I am motivated by the desire to create transformational experiences that remove the line between audience and artist, immersing everyone involved in a deeply personal yet shared adventure. Simultaneously taboo and intimate, sexuality powerfully and viscerally affects our consciousness and therefore provides the perfect context for such experiences.

By 2015, I had achieved many of my goals as a sex culture revolutionary. I had created a global network of communities, published a book, talked on panels, gave presentations, and was interviewed on NPR. Because I produced sex culture events for so long I became an “expert” on alternative sexuality. My path forward seemed clear, but I was disillusioned. I was tired of being asked to describe things that happen in the underbelly of sexual subculture and to explain the logistics of polyamory and kink. I felt no need to justify my community’s desires or appeal for mainstream cultural acceptance. Rather, I wanted to delve deeper into my work as a provocateur, and to continue to pose questions via direct encounter. How do you feel? Does this make you laugh? Does it disgust you? Do you think this is dirty? Do you feel shy? Does it make you sad? Are you triggered? Are you turned on? Or maybe all of these things at once?

Sex is so normal and human, yet it’s often seen as dirty and shameful in our culture. Our desires are sanitized and then sold back to us in heteronormative, racially homogenous advertising, featuring overtly sexualized and objectified bodies of women. Censorship on social media might feel new to some people as hatred and violence are finally being challenged on these platforms, but ask any sex worker, sex educator, or artist working in the realm of sexuality. They will tell you that censorship has always been active on social media. Sexuality is one facet of the human experience that is relentlessly censored. 

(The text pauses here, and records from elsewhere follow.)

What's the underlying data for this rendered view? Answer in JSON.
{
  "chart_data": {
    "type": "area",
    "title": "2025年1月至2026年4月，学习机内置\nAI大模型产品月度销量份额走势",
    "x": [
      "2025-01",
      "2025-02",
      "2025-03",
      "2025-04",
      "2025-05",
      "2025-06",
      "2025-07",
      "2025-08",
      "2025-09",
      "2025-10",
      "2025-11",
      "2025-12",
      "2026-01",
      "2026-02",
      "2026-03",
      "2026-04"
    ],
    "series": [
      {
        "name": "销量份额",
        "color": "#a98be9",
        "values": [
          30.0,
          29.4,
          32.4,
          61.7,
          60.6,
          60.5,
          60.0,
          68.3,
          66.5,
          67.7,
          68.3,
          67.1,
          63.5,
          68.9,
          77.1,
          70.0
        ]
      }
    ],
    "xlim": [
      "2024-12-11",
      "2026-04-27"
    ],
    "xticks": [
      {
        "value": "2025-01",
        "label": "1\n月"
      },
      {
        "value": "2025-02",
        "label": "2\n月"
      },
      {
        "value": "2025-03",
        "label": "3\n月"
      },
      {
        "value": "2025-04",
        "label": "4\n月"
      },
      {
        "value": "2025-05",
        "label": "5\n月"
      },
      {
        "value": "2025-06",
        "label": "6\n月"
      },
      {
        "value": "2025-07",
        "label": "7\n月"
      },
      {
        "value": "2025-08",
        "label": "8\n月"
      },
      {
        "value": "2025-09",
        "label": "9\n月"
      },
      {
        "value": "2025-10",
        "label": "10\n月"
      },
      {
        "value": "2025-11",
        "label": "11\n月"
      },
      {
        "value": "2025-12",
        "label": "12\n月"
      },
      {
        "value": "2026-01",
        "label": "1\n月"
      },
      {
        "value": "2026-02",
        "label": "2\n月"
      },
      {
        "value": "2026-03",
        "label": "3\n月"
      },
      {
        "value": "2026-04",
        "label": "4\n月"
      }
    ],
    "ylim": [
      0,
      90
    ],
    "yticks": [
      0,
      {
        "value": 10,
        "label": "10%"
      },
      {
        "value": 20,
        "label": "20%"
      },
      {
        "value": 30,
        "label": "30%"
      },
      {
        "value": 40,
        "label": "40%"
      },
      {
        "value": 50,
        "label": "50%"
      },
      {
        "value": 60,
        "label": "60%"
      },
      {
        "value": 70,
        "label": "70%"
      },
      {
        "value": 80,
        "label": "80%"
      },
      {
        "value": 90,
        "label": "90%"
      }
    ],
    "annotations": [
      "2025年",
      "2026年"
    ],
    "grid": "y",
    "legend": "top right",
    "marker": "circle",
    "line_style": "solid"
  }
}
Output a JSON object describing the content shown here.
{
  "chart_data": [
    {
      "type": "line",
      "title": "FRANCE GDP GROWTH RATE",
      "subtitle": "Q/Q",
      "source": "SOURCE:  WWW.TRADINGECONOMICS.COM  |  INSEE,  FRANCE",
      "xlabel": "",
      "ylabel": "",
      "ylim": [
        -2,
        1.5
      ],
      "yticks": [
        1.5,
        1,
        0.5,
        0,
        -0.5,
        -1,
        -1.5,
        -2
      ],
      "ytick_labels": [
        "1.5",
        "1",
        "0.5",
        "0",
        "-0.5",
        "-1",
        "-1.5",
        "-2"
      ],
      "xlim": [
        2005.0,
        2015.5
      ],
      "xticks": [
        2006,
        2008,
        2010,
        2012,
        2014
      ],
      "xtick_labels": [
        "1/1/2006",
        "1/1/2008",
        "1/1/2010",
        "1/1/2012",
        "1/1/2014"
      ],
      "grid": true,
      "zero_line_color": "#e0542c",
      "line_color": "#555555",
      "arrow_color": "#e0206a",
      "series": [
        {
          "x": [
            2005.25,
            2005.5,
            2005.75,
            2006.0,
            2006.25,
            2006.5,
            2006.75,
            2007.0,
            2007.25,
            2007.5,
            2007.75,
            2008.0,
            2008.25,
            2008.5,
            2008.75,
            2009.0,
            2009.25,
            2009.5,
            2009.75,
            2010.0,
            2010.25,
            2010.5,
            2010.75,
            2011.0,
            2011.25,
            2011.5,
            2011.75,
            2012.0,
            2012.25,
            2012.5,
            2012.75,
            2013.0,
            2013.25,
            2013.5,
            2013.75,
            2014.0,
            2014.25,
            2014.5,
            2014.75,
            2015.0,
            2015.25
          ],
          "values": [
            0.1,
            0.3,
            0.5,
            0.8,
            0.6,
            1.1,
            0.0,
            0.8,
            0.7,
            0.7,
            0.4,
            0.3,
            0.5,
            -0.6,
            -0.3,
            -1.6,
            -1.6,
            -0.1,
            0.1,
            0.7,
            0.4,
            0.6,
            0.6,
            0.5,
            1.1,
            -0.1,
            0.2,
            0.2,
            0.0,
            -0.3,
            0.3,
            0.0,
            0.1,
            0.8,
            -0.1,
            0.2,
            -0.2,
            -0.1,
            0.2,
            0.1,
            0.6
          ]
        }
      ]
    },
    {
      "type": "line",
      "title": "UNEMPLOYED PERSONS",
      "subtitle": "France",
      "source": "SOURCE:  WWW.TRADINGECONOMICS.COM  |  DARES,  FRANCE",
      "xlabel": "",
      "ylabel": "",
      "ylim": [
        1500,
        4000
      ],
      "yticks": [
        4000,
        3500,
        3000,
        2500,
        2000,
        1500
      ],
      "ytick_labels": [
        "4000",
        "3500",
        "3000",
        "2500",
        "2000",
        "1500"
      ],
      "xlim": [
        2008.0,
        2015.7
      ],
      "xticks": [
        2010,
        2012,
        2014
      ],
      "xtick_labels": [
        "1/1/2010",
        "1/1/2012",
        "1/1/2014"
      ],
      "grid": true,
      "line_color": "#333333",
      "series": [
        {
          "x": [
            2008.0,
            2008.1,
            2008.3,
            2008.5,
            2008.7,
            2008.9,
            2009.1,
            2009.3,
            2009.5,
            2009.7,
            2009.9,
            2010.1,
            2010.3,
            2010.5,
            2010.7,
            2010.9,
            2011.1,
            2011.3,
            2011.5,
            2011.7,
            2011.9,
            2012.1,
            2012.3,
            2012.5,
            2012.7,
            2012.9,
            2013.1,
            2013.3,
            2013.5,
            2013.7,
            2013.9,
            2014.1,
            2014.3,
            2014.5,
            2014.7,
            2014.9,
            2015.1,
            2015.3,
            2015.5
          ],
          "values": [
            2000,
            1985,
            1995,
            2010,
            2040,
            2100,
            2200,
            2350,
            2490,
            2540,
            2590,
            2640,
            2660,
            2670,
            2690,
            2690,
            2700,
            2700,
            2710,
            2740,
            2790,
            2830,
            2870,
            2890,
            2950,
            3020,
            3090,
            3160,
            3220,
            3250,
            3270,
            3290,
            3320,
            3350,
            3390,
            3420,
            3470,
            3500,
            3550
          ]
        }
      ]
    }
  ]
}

My journey through forms of expression began with the more traditional modes of sculpture, painting, and printmaking followed by an exploration of the weird and subversive world of kinky fashion and performance art in London fetish clubs in the 1990s. In the first two decades of the twenty-first century, I mounted edgy, underground immersive events and dove deep into designing live interactive experiences. 

More recently, I have returned to sculpture with Fuckball, a 6ft tall, colorful inflatable latex ball covered in vulvas. Work on the sculpture began before the pandemic but took on a new depth in the global crisis. If we can’t gather anymore, what does our sexual subculture look like? I started to imagine the future of post-pandemic sex culture and it poured out of me like a dystopian sex fantasy on acid. 

This project has three layers. There is a private event with no cameras, with no recording at all, in any way. Nobody will post images of the event on social media. A small pre-selected audience will share an explicit experience with the sculptures. Layer two is a deeper commentary on where culture places sexual value: I will be selling the idea of the sculptures’ virginity as NFTs. Buying the NFT won’t prevent us from fucking the sculptures, it won’t give you special access to the sculptures, but you will own the idea of their purity. The third layer is a traditional art show in a gallery to view the sculptures once they have been deflowered.

In my work, I give adults permission to play and to explore eroticism in creative and consensual ways, and in the process reframe preconceived ideas about sexuality, gender, and societal norms. Fine art is a language that allows me to present this serious critique in a whimsical, playful package for deeper dialog and exploration. I have always been an artist, but my return to fine art has spanned decades and is motivated by a desire to reach beyond the sexual subculture I have created.